A Novel Mechanism for Irregular Firing of a Neuron in Response to Periodic Stimulation: Irregularity in the Absence of Noise

2003 
Irregular firing of action potentials (AP's) is a characteristic feature of neurons in the brain. The variability has been attributed to noise from various sources. This study illustrates an alternative mechanism, namely, deterministic irregularity within a model of ionic conductances. Specifically, a model based on modern measurements of the Na+ and K+ current components from the squid giant axon fires irregularly in response to a continuous train of near-threshold current pulses. The interspike interval histogram from these simulations is multi-modal, a result which in other systems has been attributed to stochastic resonance. Moreover, the simulations exhibited short burst of spikes followed by relatively long quiescent periods, a result suggestive of patterned input to the model even though the input consisted of a train of regularly spaced current pulses.
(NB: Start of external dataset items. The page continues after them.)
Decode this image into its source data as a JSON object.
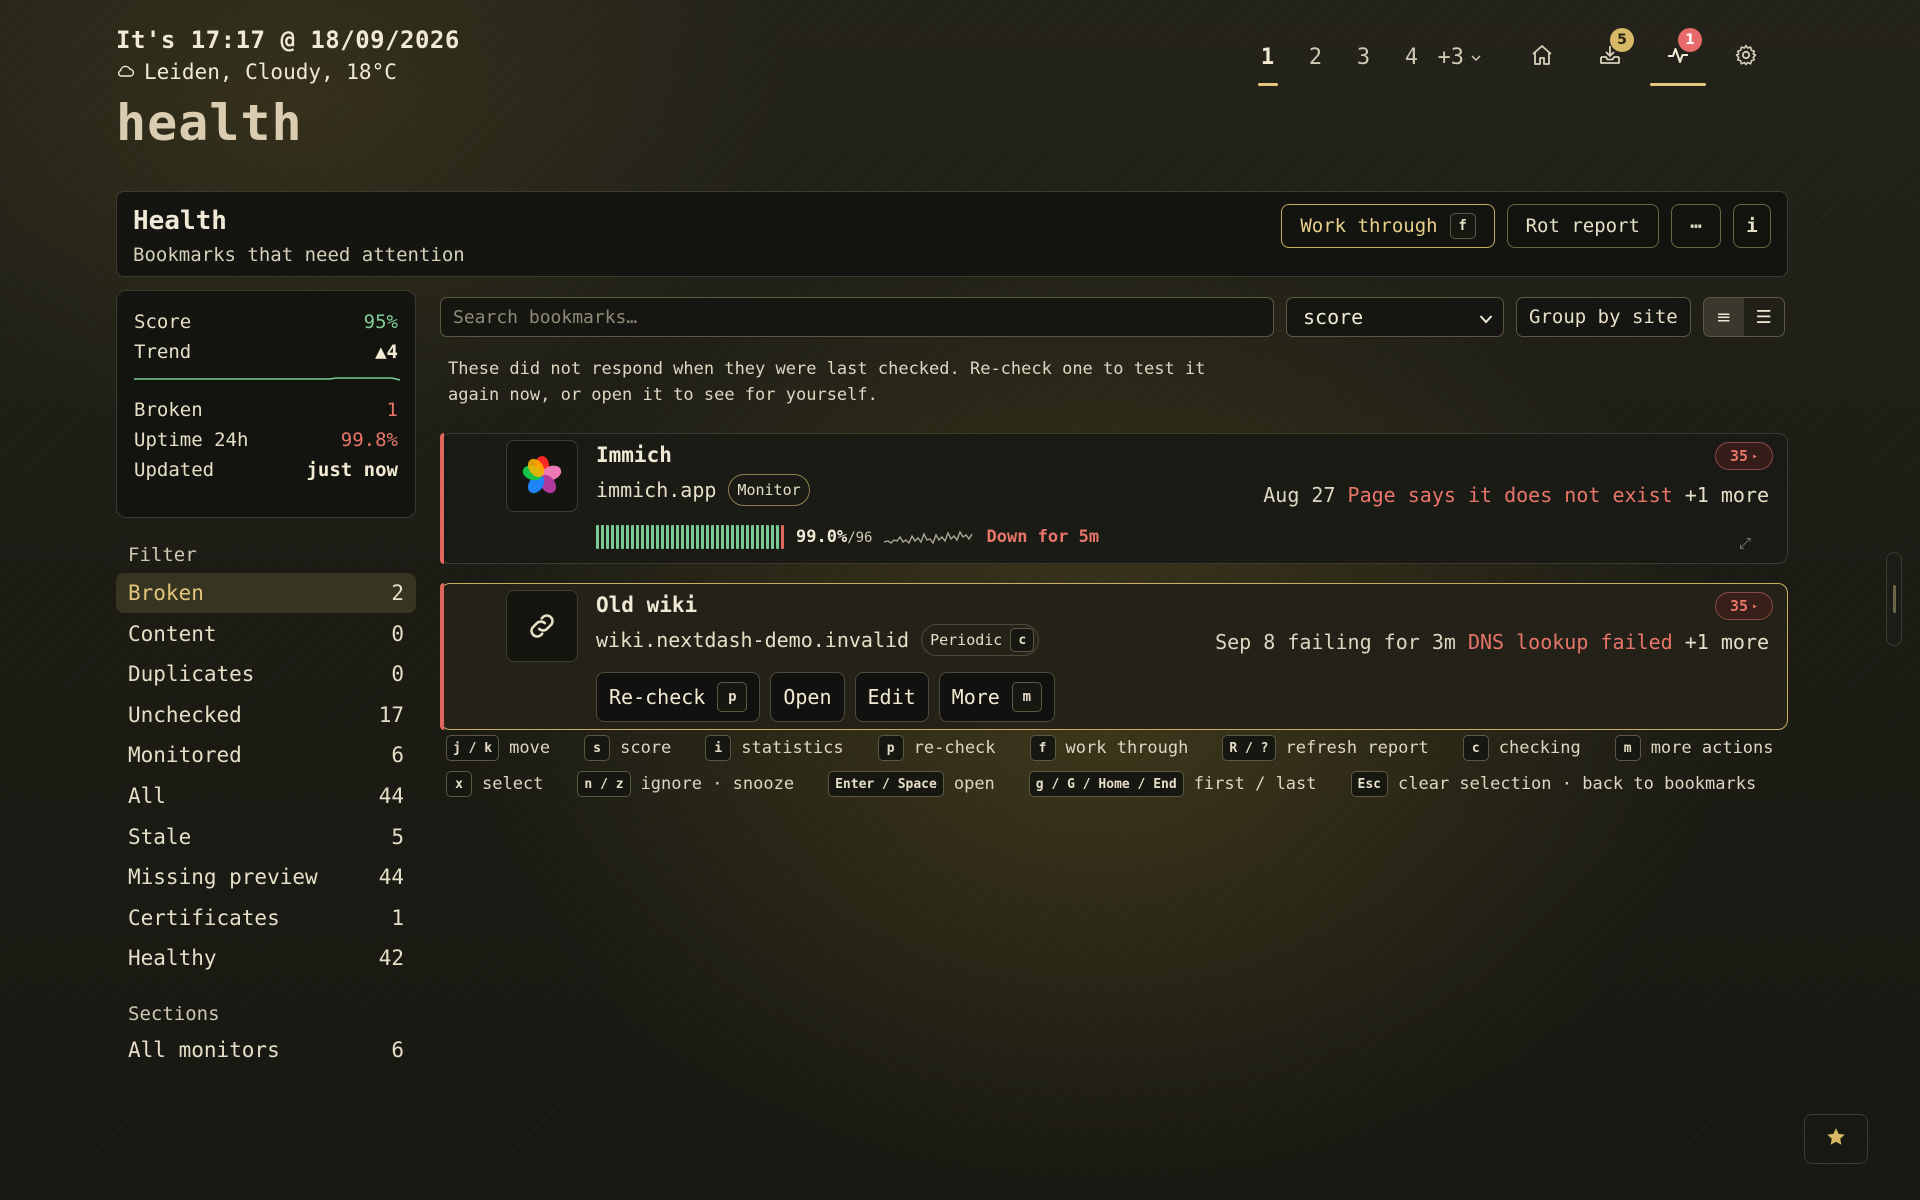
{
  "header": {
    "clock": "It's 17:17 @ 18/09/2026",
    "weather": "Leiden, Cloudy, 18°C",
    "page_title": "health"
  },
  "topnav": {
    "pages": [
      "1",
      "2",
      "3",
      "4"
    ],
    "more_label": "+3",
    "icons": [
      {
        "name": "home-icon"
      },
      {
        "name": "inbox-icon",
        "badge": "5"
      },
      {
        "name": "pulse-icon",
        "badge": "1"
      },
      {
        "name": "gear-icon"
      }
    ]
  },
  "panel": {
    "title": "Health",
    "subtitle": "Bookmarks that need attention",
    "work_through_label": "Work through",
    "work_through_key": "f",
    "rot_report_label": "Rot report",
    "more_label": "⋯",
    "info_label": "i"
  },
  "stats": {
    "score_label": "Score",
    "score_value": "95%",
    "trend_label": "Trend",
    "trend_value": "▲4",
    "broken_label": "Broken",
    "broken_value": "1",
    "uptime_label": "Uptime 24h",
    "uptime_value": "99.8%",
    "updated_label": "Updated",
    "updated_value": "just now"
  },
  "filter": {
    "title": "Filter",
    "items": [
      {
        "label": "Broken",
        "count": "2"
      },
      {
        "label": "Content",
        "count": "0"
      },
      {
        "label": "Duplicates",
        "count": "0"
      },
      {
        "label": "Unchecked",
        "count": "17"
      },
      {
        "label": "Monitored",
        "count": "6"
      },
      {
        "label": "All",
        "count": "44"
      },
      {
        "label": "Stale",
        "count": "5"
      },
      {
        "label": "Missing preview",
        "count": "44"
      },
      {
        "label": "Certificates",
        "count": "1"
      },
      {
        "label": "Healthy",
        "count": "42"
      }
    ]
  },
  "sections": {
    "title": "Sections",
    "items": [
      {
        "label": "All monitors",
        "count": "6"
      }
    ]
  },
  "toolbar": {
    "search_placeholder": "Search bookmarks…",
    "sort_value": "score",
    "group_label": "Group by site"
  },
  "info_text": "These did not respond when they were last checked. Re-check one to test it again now, or open it to see for yourself.",
  "cards": [
    {
      "name": "Immich",
      "host": "immich.app",
      "tag": "Monitor",
      "score": "35",
      "status_date": "Aug 27",
      "status_error": "Page says it does not exist",
      "status_more": "+1 more",
      "uptime_pct": "99.0%",
      "uptime_checks": "/96",
      "down_text": "Down for 5m"
    },
    {
      "name": "Old wiki",
      "host": "wiki.nextdash-demo.invalid",
      "tag": "Periodic",
      "tag_key": "c",
      "score": "35",
      "status_date": "Sep 8 failing for 3m",
      "status_error": "DNS lookup failed",
      "status_more": "+1 more",
      "actions": {
        "recheck": "Re-check",
        "recheck_key": "p",
        "open": "Open",
        "edit": "Edit",
        "more": "More",
        "more_key": "m"
      }
    }
  ],
  "shortcuts": {
    "row1": [
      {
        "key": "j / k",
        "label": "move"
      },
      {
        "key": "s",
        "label": "score"
      },
      {
        "key": "i",
        "label": "statistics"
      },
      {
        "key": "p",
        "label": "re-check"
      },
      {
        "key": "f",
        "label": "work through"
      },
      {
        "key": "R / ?",
        "label": "refresh report"
      },
      {
        "key": "c",
        "label": "checking"
      },
      {
        "key": "m",
        "label": "more actions"
      }
    ],
    "row2": [
      {
        "key": "x",
        "label": "select"
      },
      {
        "key": "n / z",
        "label": "ignore · snooze"
      },
      {
        "key": "Enter / Space",
        "label": "open"
      },
      {
        "key": "g / G / Home / End",
        "label": "first / last"
      },
      {
        "key": "Esc",
        "label": "clear selection · back to bookmarks"
      }
    ]
  },
  "colors": {
    "accent": "#e3c57c",
    "ok": "#79c995",
    "error": "#e8756a"
  }
}
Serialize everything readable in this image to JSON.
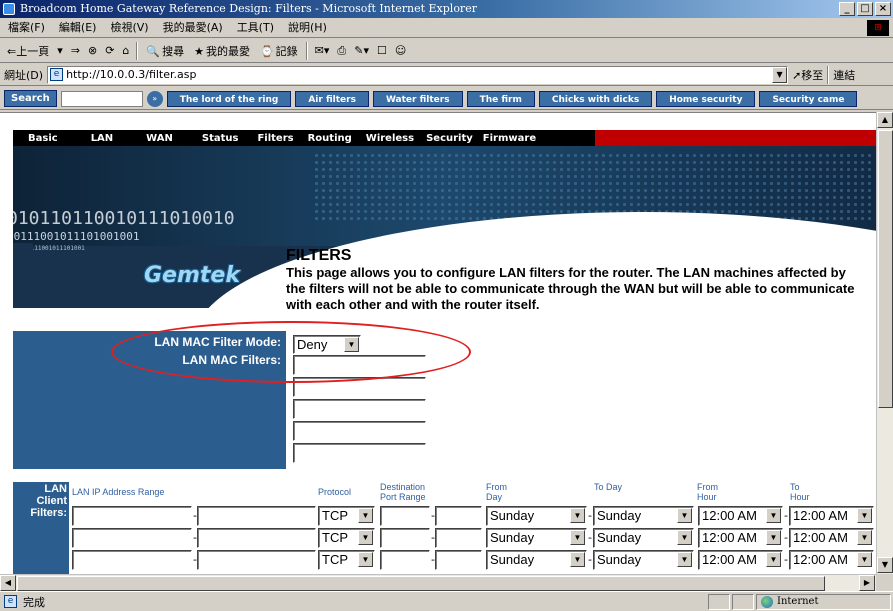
{
  "window": {
    "title": "Broadcom Home Gateway Reference Design: Filters - Microsoft Internet Explorer",
    "controls": [
      "_",
      "□",
      "×"
    ]
  },
  "menubar": {
    "items": [
      "檔案(F)",
      "編輯(E)",
      "檢視(V)",
      "我的最愛(A)",
      "工具(T)",
      "說明(H)"
    ]
  },
  "toolbar": {
    "back": "⇐上一頁",
    "forward": "⇒",
    "stop": "⊗",
    "refresh": "⟳",
    "home": "⌂",
    "search": "搜尋",
    "favorites": "我的最愛",
    "history": "記錄"
  },
  "address": {
    "label": "網址(D)",
    "url": "http://10.0.0.3/filter.asp",
    "go_label": "移至",
    "links_label": "連結"
  },
  "linksbar": {
    "search_label": "Search",
    "links": [
      "The lord of the ring",
      "Air filters",
      "Water filters",
      "The firm",
      "Chicks with dicks",
      "Home security",
      "Security came"
    ]
  },
  "nav": {
    "items": [
      "Basic",
      "LAN",
      "WAN",
      "Status",
      "Filters",
      "Routing",
      "Wireless",
      "Security",
      "Firmware"
    ]
  },
  "banner": {
    "digits_large": "010110110010111010010",
    "digits_small": "10111001011101001001",
    "digits_tiny": "0111001011101001",
    "logo": "Gemtek"
  },
  "page": {
    "title": "FILTERS",
    "intro": "This page allows you to configure LAN filters for the router. The LAN machines affected by the filters will not be able to communicate through the WAN but will be able to communicate with each other and with the router itself."
  },
  "mac_filter": {
    "mode_label": "LAN MAC Filter Mode:",
    "mode_value": "Deny",
    "filters_label": "LAN MAC Filters:"
  },
  "client_filters": {
    "section_label": "LAN Client Filters:",
    "headers": {
      "ip_range": "LAN IP Address Range",
      "protocol": "Protocol",
      "dest_port": "Destination Port Range",
      "from_day": "From Day",
      "to_day": "To Day",
      "from_hour": "From Hour",
      "to_hour": "To Hour"
    },
    "rows": [
      {
        "protocol": "TCP",
        "from_day": "Sunday",
        "to_day": "Sunday",
        "from_hour": "12:00 AM",
        "to_hour": "12:00 AM"
      },
      {
        "protocol": "TCP",
        "from_day": "Sunday",
        "to_day": "Sunday",
        "from_hour": "12:00 AM",
        "to_hour": "12:00 AM"
      },
      {
        "protocol": "TCP",
        "from_day": "Sunday",
        "to_day": "Sunday",
        "from_hour": "12:00 AM",
        "to_hour": "12:00 AM"
      }
    ]
  },
  "statusbar": {
    "text": "完成",
    "zone": "Internet"
  }
}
The variability of firing is attributable to variations in AP parameters, in particular AP amplitude. The action potential for squid giant axons is not all-or-none. Rather, it is fundamentally a continuous function of stimulus amplitude. That is, the membrane lacks a threshold. Variation in AP amplitude, and to a lesser extent, AP duration, can produce variations in the time to a subsequent AP, which represents a paradigm shift for understanding irregular neuronal firing. The emphasis is not as much on events prior to an AP as it is on the AP's themselves.